Ce vieux monsieur n'en paraît pas moins digne.


JACQUELINE 29/11/2009 22:10


Merci cher ami de ce moment de tendresse pour ceux qui ont eu moins de chance ...


hannah-k 27/11/2009 18:27


Une belle attention à ce musicien...
Je viens d'écouter la cinquantaine...  
Ecoutée comme une prière pour cet homme.
Merci pour ce regard .


GABY 27/11/2009 12:46


quelle détresse et quel courage pour affronter le monde...


Quichottine 26/11/2009 19:52


J'aime beaucoup votre texte et cette image du violoncelliste de Tel-Aviv.

Le violoncelle est un instrument que j'aime beaucoup, sans doute mon préféré parmi les cordes.

Je sais bien qu'en disant cela je ne réponds pas à vos mots... mais c'est ce que j'ai pensé au début, en voyant votre photo.
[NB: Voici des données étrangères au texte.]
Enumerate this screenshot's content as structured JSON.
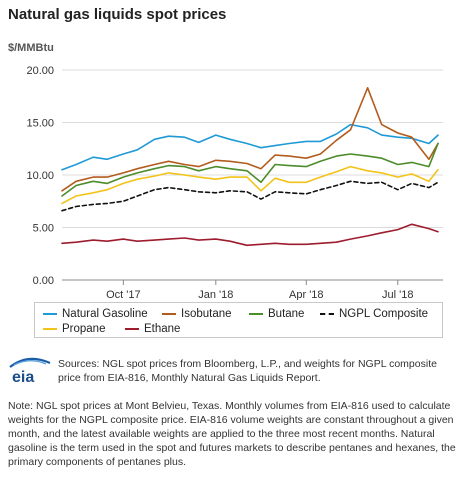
{
  "title": "Natural gas liquids spot prices",
  "unit_label": "$/MMBtu",
  "sources": "Sources: NGL spot prices from Bloomberg, L.P., and weights for NGPL composite price from EIA-816, Monthly Natural Gas Liquids Report.",
  "note": "Note: NGL spot prices at Mont Belvieu, Texas. Monthly volumes from EIA-816 used to calculate weights for the NGPL composite price. EIA-816 volume weights are constant throughout a given month, and the latest available weights are applied to the three most recent months. Natural gasoline is the term used in the spot and futures markets to describe pentanes and hexanes, the primary components of pentanes plus.",
  "logo_text": "eia",
  "chart_data": {
    "type": "line",
    "title": "Natural gas liquids spot prices",
    "ylabel": "$/MMBtu",
    "xlabel": "",
    "ylim": [
      0,
      20
    ],
    "yticks": [
      "0.00",
      "5.00",
      "10.00",
      "15.00",
      "20.00"
    ],
    "xlim": [
      "2017-08-01",
      "2018-08-15"
    ],
    "xticks": [
      {
        "date": "2017-10-01",
        "label": "Oct '17"
      },
      {
        "date": "2018-01-01",
        "label": "Jan '18"
      },
      {
        "date": "2018-04-01",
        "label": "Apr '18"
      },
      {
        "date": "2018-07-01",
        "label": "Jul '18"
      }
    ],
    "grid": "horizontal",
    "legend_position": "bottom",
    "x": [
      "2017-08-01",
      "2017-08-15",
      "2017-09-01",
      "2017-09-15",
      "2017-10-01",
      "2017-10-15",
      "2017-11-01",
      "2017-11-15",
      "2017-12-01",
      "2017-12-15",
      "2018-01-01",
      "2018-01-15",
      "2018-02-01",
      "2018-02-15",
      "2018-03-01",
      "2018-03-15",
      "2018-04-01",
      "2018-04-15",
      "2018-05-01",
      "2018-05-15",
      "2018-06-01",
      "2018-06-15",
      "2018-07-01",
      "2018-07-15",
      "2018-08-01",
      "2018-08-10"
    ],
    "series": [
      {
        "name": "Natural Gasoline",
        "color": "#1f9ad6",
        "dash": "solid",
        "values": [
          10.5,
          11.0,
          11.7,
          11.5,
          12.0,
          12.4,
          13.4,
          13.7,
          13.6,
          13.1,
          13.8,
          13.4,
          13.0,
          12.6,
          12.8,
          13.0,
          13.2,
          13.2,
          13.9,
          14.8,
          14.5,
          13.8,
          13.6,
          13.5,
          13.0,
          13.8
        ]
      },
      {
        "name": "Isobutane",
        "color": "#b35c1e",
        "dash": "solid",
        "values": [
          8.5,
          9.4,
          9.8,
          9.8,
          10.2,
          10.6,
          11.0,
          11.3,
          11.0,
          10.8,
          11.4,
          11.3,
          11.1,
          10.6,
          11.9,
          11.8,
          11.6,
          12.0,
          13.3,
          14.3,
          18.3,
          14.8,
          14.0,
          13.6,
          11.5,
          13.0
        ]
      },
      {
        "name": "Butane",
        "color": "#4c8c2b",
        "dash": "solid",
        "values": [
          8.0,
          9.0,
          9.4,
          9.2,
          9.8,
          10.2,
          10.6,
          10.9,
          10.8,
          10.4,
          10.8,
          10.6,
          10.4,
          9.3,
          11.0,
          10.9,
          10.8,
          11.3,
          11.8,
          12.0,
          11.8,
          11.6,
          11.0,
          11.2,
          10.8,
          13.0
        ]
      },
      {
        "name": "NGPL Composite",
        "color": "#111111",
        "dash": "dashed",
        "values": [
          6.6,
          7.0,
          7.2,
          7.3,
          7.5,
          8.0,
          8.6,
          8.8,
          8.6,
          8.4,
          8.3,
          8.5,
          8.4,
          7.7,
          8.4,
          8.3,
          8.2,
          8.6,
          9.0,
          9.4,
          9.2,
          9.3,
          8.6,
          9.2,
          8.8,
          9.3
        ]
      },
      {
        "name": "Propane",
        "color": "#f2c319",
        "dash": "solid",
        "values": [
          7.3,
          8.0,
          8.3,
          8.6,
          9.2,
          9.6,
          9.9,
          10.2,
          10.0,
          9.8,
          9.6,
          9.8,
          9.8,
          8.5,
          9.7,
          9.3,
          9.3,
          9.8,
          10.3,
          10.8,
          10.4,
          10.2,
          9.8,
          10.1,
          9.4,
          10.5
        ]
      },
      {
        "name": "Ethane",
        "color": "#9e1c2e",
        "dash": "solid",
        "values": [
          3.5,
          3.6,
          3.8,
          3.7,
          3.9,
          3.7,
          3.8,
          3.9,
          4.0,
          3.8,
          3.9,
          3.7,
          3.3,
          3.4,
          3.5,
          3.4,
          3.4,
          3.5,
          3.6,
          3.9,
          4.2,
          4.5,
          4.8,
          5.3,
          4.9,
          4.6
        ]
      }
    ]
  }
}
Faire la manche... avec un tel instrument, ce n'est pas simple.
Faire la charité...

Voyez-vous, lorsque je croise de vrais musicien, à Paris, dans le métro, ou même ici, je ne considère pas qu'ils demandent la charité... il nous font don de leur musique, et c'est normal, je les
remercie du moment passé à les écouter, lorsque je le peux.

Cela peut paraîre ridicule, mais c'est comme ça...

Passez une bonne soirée, Georges. Merci pour vos mots.